La tecnología espacial fascina al fotógrafo artístico alemán Christian Voigt (1961), que anteriormente fotografió con todo detalle arquitectura, salas de museos y esqueletos de dinosaurios, y que de niño vio el alunizaje por televisión. Voigt visitó colecciones privadas y museos espaciales en Florida y Moscú, justo antes de la pandemia de Covid, para tomar fotografías gigantescas.
“Sólo trabajo con la luz que hay”, dice. Con su ALPA, una cámara técnica antigua con un moderno sensor CCD de 150 megapíxeles, diferentes velocidades de obturación y diafragmas ofrecen una serie de cinco a diez imágenes. Estos se forjan en uno en la computadora. “Mi asistente y yo los componemos”.
Produce imágenes ligeramente subexpuestas, casi palpablemente materiales, con muchas sombras y detalles, de las que se han eliminado todas las distracciones. Voigt: “El fondo negro es nuestro. Y en la visera reflectante pegué fotografías originales del módulo de aterrizaje lunar o de una galaxia. De lo contrario me verías con mi trípode”.
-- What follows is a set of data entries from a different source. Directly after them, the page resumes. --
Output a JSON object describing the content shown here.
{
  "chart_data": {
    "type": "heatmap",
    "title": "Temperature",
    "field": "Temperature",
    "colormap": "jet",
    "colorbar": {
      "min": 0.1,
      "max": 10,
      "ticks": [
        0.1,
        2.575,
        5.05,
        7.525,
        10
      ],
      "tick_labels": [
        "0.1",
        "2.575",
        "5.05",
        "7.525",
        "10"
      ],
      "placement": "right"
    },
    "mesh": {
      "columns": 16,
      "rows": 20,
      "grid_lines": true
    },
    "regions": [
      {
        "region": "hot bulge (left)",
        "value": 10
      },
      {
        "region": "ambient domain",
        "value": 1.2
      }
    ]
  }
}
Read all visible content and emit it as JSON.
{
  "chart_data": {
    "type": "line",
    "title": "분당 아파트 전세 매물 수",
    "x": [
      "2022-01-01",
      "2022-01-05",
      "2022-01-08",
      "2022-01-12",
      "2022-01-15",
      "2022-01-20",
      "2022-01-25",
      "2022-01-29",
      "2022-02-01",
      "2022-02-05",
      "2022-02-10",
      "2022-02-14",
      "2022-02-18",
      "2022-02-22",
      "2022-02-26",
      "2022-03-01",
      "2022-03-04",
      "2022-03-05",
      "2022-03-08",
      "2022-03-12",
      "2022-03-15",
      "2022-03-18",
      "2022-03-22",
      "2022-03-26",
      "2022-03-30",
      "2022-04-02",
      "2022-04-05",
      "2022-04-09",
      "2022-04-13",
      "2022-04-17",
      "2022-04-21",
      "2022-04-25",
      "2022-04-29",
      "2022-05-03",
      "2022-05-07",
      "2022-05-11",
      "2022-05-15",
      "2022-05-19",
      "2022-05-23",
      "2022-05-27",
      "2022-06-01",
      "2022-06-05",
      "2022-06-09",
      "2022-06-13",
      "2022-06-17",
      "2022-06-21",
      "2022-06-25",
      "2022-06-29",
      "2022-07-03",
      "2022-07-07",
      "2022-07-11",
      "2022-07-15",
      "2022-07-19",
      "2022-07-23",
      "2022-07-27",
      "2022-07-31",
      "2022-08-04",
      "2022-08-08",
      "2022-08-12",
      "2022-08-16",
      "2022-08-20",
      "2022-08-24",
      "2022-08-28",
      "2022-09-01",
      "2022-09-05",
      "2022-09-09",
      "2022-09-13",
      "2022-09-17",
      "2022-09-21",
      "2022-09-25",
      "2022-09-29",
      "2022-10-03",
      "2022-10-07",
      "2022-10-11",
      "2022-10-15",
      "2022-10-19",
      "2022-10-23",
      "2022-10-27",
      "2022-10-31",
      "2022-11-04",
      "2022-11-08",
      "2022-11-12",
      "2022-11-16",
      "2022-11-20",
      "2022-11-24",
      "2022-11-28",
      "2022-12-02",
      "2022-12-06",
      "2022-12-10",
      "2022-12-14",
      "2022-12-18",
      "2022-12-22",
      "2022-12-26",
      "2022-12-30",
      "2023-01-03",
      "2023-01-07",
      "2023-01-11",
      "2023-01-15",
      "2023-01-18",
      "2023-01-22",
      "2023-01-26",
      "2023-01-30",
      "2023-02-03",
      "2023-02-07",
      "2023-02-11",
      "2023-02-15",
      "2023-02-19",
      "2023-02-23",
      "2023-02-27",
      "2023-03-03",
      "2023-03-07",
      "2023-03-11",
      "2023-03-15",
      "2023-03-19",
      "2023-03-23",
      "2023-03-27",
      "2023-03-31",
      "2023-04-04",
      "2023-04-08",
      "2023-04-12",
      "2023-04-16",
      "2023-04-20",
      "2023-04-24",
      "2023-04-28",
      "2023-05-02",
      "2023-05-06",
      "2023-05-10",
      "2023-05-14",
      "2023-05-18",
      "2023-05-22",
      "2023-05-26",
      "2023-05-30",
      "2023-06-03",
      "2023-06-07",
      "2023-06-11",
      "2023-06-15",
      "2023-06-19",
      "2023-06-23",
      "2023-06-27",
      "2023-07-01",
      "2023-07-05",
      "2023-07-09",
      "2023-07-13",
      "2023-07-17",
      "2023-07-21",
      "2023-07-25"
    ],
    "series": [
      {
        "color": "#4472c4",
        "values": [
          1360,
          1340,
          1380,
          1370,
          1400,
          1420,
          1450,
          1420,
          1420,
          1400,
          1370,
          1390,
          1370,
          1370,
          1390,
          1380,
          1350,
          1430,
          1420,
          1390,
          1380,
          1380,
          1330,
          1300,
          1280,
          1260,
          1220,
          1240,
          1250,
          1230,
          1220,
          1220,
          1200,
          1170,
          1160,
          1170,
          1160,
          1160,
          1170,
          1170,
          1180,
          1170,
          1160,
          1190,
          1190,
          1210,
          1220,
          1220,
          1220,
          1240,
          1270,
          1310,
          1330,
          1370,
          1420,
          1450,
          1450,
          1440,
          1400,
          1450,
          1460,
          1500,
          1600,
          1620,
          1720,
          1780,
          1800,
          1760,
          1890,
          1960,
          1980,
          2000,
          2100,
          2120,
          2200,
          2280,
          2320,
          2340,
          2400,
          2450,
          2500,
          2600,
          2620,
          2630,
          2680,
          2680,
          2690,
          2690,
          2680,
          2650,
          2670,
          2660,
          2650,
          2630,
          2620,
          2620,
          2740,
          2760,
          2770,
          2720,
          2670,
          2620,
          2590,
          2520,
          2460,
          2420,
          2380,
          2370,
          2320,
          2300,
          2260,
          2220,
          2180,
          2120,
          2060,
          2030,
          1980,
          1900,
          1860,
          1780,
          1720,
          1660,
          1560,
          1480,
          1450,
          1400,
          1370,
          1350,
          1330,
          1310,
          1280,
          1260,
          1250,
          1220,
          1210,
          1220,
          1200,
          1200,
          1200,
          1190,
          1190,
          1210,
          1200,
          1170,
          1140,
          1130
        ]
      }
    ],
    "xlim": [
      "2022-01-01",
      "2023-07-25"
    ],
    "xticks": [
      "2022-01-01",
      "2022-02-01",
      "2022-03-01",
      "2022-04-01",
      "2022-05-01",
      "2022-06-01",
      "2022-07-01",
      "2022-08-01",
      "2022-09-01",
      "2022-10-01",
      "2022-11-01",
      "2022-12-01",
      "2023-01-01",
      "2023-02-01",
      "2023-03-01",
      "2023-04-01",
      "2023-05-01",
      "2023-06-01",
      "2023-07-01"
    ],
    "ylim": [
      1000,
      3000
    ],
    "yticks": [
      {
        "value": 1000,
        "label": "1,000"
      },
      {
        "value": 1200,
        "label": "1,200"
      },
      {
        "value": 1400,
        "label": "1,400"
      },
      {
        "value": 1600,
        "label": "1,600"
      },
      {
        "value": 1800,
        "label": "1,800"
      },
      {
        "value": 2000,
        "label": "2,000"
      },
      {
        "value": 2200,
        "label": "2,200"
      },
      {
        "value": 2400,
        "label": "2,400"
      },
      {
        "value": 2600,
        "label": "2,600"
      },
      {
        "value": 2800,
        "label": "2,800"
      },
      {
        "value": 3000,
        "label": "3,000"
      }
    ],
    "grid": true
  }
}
Los trajes espaciales son básicamente naves espaciales ajustadas. El astronauta debe poder moverse con fluidez en ellos, pero también deben suministrar oxígeno, CO2 y eliminar el vapor de agua así como el calor producido por el ocupante que lucha. También deben protegerse contra la radiación y, a menudo, se les proporciona un pañal en caso de emergencia. Se desarrollaron decenas de ellos en Estados Unidos y la Unión Soviética a partir de los años 1960.
El desarrollo del traje Sokol-K de la Unión Soviética (“sokol” significa “halcón”) tuvo un origen trágico. En 1971, tres astronautas se asfixiaron cuando se filtró oxígeno de su cápsula Soyuz durante el reingreso. Después de eso, los cosmonautas siempre tuvieron que usar un traje espacial en los momentos críticos. Este traje Sokol-K de 1973 fue el precursor de los trajes que todavía usan los cosmonautas rusos en la actualidad.
Los dos trajes experimentales estadounidenses, el Litton B1-A de 1969 y el RX-2 de metal con forma de buzo de aguas profundas de 1963, nunca se utilizaron en la práctica. Las fotografías, impresas en tamaño grande con una impresión ligera sobre papel brillante, están colgadas en la galería Wanrooij de Ámsterdam desde el 25 de octubre. Los precios comienzan en 25.000 euros.